Tuesday, June 04, 2013

UK introduces obligatory Smart Metering via backdoor

UK introduces obligatory Smart Metering via backdoor


  • New licensing conditions for Suppliers means “No Backwards Step” once Smart Meters installed
  • Conditions will prohibit suppliers from replacing Smart Meters with safer, more secure analogue meters, e.g. when a customer has moved house
  • Government has now reneged on repeated commitments that Smart Meters would be “voluntary”
  • Customers may be left with no choice but to use provisions of existing Gas & Electricity Acts to outmanoeuvre stealth restriction on free choice
LONDON, ENGLAND (23 May, 2013)   Early last week, Edward Davey’s Parliamentary Undersecretary, Baroness Verma, made an announcement in the House of Lords that the UK’s Smart Meter programme would be delayed by at least “one year”.  The announcement gained much attention and media exposure across the UK, but a crucial component of her announcement was seemingly omitted from all popular reports and commentary.
According to the recordings of the Baroness’s statement in Hansard (the official report of the proceedings in parliament), she revealed a second major shift in Government policy regarding Smart Meters which went unnoticed as admissions regarding delays overtook the media glare.
In a stunning and outrageous Government u-turn, Ministers have decided that from the end of this year, UK energy suppliers will be BLOCKED from fulfilling customer wishes to replace a pre-existing Smart Meter with a more safe and secure analogue alternative.  This change will be enforced through modifications to supplier licensing conditions on 14 July 2013, meaning that from the end of the year, if an energy customer moves house and finds one or more Smart Meters in situ, their supplier will not be allowed to offer analogue replacements.
From Hansard, 13 May 2013, Baroness Verma:
“We have decided that from the end of this year, when a customer switches from a supplier who has provided them with a compliant smart meter, the new supplier cannot replace that smart meter with a dumb meter and must either rent the previous supplier’s meter or install their own new smart meter… We are also proposing for consultation that, when a customer with a compliant smart meter switches supplier,the new supplier must continue to provide remote meter readings.
If you are left wondering why this generous concession has been made for Big Energy’s Smart Metering programme at your expense, the Baroness – drawing on a newly published Consultation Response document – added the following:
This will give greater confidence to early movers over their investments… this package of proposals will give consumers and industry the confidence they need for a successful rollout.  Subject to the successful completion of the parliamentary process, the licence conditions will come into force on 14 July 2013.”
This breach of public trust not only reflects a cowardly u-turn on commitments that the Government has made repeatedly that Smart Meters will be ‘voluntary’, but sends a clear message to consumers that free-choice is not compatible with the UK’s Orwellian energy policy.  It also serves to reveal the long-term, ‘war of attrition’-style intentions for Smart Metering and exposes the lie that Smart Metering is primarily aimed at serving consumers.

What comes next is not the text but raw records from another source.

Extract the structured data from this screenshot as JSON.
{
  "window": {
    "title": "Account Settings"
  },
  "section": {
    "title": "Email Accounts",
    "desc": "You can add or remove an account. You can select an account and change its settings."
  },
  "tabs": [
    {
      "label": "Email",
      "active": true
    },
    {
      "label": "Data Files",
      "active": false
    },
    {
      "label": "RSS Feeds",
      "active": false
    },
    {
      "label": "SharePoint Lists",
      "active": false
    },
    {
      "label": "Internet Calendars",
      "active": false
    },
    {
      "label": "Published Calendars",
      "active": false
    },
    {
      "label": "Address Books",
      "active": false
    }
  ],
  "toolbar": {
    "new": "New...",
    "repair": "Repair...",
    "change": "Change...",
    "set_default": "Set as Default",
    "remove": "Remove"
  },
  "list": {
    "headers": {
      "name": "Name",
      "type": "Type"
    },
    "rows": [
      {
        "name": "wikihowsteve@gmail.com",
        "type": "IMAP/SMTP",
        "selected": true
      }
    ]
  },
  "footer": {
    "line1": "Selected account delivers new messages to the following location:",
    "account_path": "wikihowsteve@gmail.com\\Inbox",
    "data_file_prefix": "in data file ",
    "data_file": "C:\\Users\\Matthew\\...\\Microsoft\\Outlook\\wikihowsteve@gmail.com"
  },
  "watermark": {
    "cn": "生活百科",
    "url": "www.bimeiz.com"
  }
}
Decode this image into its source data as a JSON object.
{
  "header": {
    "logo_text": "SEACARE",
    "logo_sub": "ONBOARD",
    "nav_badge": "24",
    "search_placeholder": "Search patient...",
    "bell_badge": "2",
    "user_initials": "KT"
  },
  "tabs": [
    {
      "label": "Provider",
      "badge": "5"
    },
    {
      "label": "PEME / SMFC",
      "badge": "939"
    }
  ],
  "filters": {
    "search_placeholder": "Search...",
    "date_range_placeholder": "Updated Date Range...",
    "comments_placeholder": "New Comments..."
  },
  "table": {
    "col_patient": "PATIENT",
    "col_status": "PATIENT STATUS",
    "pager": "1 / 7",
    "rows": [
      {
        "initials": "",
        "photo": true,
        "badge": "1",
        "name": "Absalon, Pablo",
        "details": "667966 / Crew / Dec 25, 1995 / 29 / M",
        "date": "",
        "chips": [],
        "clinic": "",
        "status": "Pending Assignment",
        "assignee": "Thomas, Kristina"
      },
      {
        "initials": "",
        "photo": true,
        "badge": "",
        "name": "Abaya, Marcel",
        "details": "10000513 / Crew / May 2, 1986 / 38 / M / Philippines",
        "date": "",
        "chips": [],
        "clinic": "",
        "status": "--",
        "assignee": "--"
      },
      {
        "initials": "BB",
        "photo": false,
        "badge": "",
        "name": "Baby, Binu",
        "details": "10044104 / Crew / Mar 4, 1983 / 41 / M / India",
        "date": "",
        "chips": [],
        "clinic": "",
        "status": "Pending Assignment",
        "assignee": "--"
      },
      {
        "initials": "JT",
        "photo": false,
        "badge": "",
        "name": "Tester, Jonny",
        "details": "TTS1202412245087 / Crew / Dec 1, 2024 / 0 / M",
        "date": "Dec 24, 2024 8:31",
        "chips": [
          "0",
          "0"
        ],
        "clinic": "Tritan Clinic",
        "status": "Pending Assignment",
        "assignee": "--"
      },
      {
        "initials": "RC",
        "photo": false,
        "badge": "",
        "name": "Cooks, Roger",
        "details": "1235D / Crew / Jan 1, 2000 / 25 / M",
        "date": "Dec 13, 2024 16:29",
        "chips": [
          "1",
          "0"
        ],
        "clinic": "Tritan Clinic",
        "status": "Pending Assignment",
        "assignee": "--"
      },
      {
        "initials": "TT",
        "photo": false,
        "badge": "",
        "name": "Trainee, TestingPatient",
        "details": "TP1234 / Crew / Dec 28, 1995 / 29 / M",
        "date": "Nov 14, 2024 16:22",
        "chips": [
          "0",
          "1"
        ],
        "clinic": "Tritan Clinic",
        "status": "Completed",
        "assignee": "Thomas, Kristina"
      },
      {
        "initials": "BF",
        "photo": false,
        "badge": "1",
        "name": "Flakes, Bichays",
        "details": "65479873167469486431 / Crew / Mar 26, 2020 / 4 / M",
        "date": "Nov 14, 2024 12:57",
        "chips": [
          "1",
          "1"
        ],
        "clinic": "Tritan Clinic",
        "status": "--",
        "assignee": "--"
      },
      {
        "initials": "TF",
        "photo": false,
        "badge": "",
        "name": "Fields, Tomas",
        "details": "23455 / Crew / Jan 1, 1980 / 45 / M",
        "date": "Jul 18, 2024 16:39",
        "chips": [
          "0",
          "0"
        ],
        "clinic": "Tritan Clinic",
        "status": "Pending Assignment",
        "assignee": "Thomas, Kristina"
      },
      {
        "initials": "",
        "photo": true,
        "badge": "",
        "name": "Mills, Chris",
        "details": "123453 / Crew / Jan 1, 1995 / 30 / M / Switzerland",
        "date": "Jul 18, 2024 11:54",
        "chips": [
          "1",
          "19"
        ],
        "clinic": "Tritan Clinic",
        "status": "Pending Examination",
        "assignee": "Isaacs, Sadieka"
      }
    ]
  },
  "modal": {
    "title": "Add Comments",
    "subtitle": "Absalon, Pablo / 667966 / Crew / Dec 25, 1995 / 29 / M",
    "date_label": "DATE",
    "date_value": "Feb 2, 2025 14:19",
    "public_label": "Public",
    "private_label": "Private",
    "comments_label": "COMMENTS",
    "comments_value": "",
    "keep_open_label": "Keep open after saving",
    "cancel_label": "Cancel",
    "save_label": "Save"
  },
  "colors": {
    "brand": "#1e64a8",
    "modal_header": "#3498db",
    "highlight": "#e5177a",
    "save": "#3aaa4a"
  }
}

What’s more is that these new rules for suppliers lay the foundation for ‘ripping-and-replacing’ Smart Meters when changing suppliers – as there will be an obligation on suppliers to either “pay rent” to a competitor or take the decision to rip-and-replace the meter with their own.  In this light, it becomes impossible to resolve the contention that this programme will serve as a means of reducing energy and makes a mockery of Smart Meters making it “easier” to switch suppliers.
What may be of some interest, however, is how two pre-existing pieces of UK legislation might impact on DECC’s attempt to curtail freedom of metering choice.
In 1986 and then in 1989, the UK’s Gas and Electricity Acts were respectively brought into being.  Amongst other provisions, these Acts enshrined into law the right for individuals to have their own gas and electricity meters installed on their property.
To explain specifically in relation to electricity, for example, Schedule 7 of the Electricity Act 1989,ss.1(2) &(2A) outlines the following:
[(2) If the [authorised supplier] agrees, the meter may be provided by the customer [(who may provide a meter which belongs to him or is made available otherwise than in pursuance of arrangements made by the supplier)]; but otherwise it shall be provided by the [authorised supplier] [(who may provide a meter which belongs to him or to any person other than the customer)].
(2A) [An authorised supplier] may refuse to allow one of his customers to provide a meter only if there are reasonable grounds for his refusal.] [You can check the UK Association of Meter Operator’s website for more information.]
Our interpretation of this provision is that, so long as one’s own choice of non-smart/analogue meter complies with regulations and the supplier has no reasonable grounds for saying otherwise, any in situ Smart Meters can be sent back to the supplier.  The only reasonable grounds for the supplier refusing this request that we can envisage would be if the meter is not compliant with safety or accuracy regulation.  The issue of whether your own meter is “smart” or not seems irrelevant, and would certainly appear to have nothing to do with the Government’s “No Backward Step” policy nor its supplier-oriented licensing changes.